Canadian Journal of Forest Research ◽

10.1139/x00-093 ◽

2000 ◽

Vol 30 (11) ◽

pp. 1669-1681 ◽

Cited By ~ 7

Author(s):

M J Krasowski ◽

J N Owens

Keyword(s):

Root System ◽

Seedling Growth ◽

Picea Glauca ◽

Root Systems ◽

Growing Season ◽

System Size ◽

The Other ◽

Root Pruning ◽

Growing Seasons ◽

Forest Sites

The relationship between certain morphological characteristics of white spruce (Picea glauca (Moench) Voss) planting stock (STK) and post-planting seedling performance was evaluated. Root system size at planting, its expansion, and its capacity to conduct water during the first post-planting weeks were determined. These characteristics were related to the performance of STK planted on two forest sites and measured for three growing seasons and to the performance of seedlings grown in large wooden boxes buried in the soil outdoors for one growing season (grown without competition from other vegetation). The compared STK were (i) polystyroblock grown, (ii) polystyroblock grown with chemical root pruning, and (iii) peat-board grown with mechanical root pruning. After three growing seasons on forest sites, seedlings with mechanically pruned roots grew more above ground than did seedlings from polystyroblock containers. This difference in seedling growth performance was even more significant for seedlings grown in wooden boxes. Of these, the mechanically pruned seedlings grew more not only above the ground but they also produced larger root systems by the end of the first growing season.

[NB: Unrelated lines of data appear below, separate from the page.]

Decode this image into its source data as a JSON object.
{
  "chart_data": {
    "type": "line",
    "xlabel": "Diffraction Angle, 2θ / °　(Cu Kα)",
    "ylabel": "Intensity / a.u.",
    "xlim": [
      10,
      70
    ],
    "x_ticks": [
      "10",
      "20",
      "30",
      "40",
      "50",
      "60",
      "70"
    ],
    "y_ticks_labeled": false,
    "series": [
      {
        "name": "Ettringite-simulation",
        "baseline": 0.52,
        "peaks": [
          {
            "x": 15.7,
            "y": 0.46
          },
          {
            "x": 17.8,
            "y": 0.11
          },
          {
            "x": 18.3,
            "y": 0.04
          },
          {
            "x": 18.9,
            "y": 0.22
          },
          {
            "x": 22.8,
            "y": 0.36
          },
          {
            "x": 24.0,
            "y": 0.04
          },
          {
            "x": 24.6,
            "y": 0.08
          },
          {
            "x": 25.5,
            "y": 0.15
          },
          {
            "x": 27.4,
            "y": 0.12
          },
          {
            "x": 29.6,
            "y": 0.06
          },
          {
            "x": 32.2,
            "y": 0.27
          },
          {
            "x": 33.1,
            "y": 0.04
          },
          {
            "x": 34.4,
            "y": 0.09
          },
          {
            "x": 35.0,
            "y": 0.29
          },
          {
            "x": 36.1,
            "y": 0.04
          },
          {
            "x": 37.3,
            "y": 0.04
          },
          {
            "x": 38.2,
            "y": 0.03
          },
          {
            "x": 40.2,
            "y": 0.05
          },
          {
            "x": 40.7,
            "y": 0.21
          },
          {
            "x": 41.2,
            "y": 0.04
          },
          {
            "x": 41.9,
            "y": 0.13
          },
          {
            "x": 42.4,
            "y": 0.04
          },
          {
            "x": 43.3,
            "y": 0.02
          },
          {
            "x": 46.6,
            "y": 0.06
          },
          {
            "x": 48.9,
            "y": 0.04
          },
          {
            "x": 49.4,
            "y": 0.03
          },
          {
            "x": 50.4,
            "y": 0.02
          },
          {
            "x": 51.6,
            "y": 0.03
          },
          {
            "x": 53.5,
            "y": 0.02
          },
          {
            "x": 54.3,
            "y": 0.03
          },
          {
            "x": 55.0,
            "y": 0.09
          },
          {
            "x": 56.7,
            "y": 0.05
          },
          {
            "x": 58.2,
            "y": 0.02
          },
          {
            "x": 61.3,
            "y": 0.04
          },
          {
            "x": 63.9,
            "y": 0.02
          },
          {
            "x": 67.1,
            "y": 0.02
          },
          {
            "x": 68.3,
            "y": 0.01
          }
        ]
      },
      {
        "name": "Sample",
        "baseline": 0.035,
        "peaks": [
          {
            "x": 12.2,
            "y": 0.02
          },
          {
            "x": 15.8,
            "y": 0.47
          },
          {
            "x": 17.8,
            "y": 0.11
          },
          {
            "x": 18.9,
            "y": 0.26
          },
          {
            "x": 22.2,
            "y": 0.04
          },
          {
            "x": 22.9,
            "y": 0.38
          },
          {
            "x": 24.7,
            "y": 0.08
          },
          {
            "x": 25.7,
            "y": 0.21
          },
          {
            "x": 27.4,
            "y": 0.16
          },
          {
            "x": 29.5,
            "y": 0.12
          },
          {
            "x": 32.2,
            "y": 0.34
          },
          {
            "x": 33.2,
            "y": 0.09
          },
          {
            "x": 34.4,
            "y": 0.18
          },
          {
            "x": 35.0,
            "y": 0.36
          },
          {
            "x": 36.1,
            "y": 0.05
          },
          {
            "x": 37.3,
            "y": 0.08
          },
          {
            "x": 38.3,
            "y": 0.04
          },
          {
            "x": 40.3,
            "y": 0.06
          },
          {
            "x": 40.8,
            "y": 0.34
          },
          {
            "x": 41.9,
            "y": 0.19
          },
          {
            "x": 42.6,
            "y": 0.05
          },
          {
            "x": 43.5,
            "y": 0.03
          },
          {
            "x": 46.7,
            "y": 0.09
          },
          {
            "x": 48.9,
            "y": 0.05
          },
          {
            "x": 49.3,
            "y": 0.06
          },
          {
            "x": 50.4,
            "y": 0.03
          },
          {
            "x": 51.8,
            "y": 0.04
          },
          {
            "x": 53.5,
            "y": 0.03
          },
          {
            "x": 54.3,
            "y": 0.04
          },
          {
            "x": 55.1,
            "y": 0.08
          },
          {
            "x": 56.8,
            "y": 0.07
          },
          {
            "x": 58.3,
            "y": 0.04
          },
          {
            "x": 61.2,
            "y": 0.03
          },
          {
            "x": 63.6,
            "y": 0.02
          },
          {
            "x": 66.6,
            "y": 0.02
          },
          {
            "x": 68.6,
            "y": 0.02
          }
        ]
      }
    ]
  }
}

This was despite the initially significantly smaller root systems of mechanically pruned seedlings, compared with the other two STK. Early (5-7 weeks after planting) post-planting root expansion patterns in the three STK were significantly different, with the roots of mechanically pruned seedlings growing less than the roots in the other two STK. In spite of this, pressure-probe measured hydraulic conductivity and water flux through root systems increased during the first post-planting weeks in mechanically pruned seedlings while declining or changing little in the other two STK. It was concluded that root system size at planting and its early post-planting expansion did not relate well to the root system hydraulic properties or to the post-planting seedling growth performance.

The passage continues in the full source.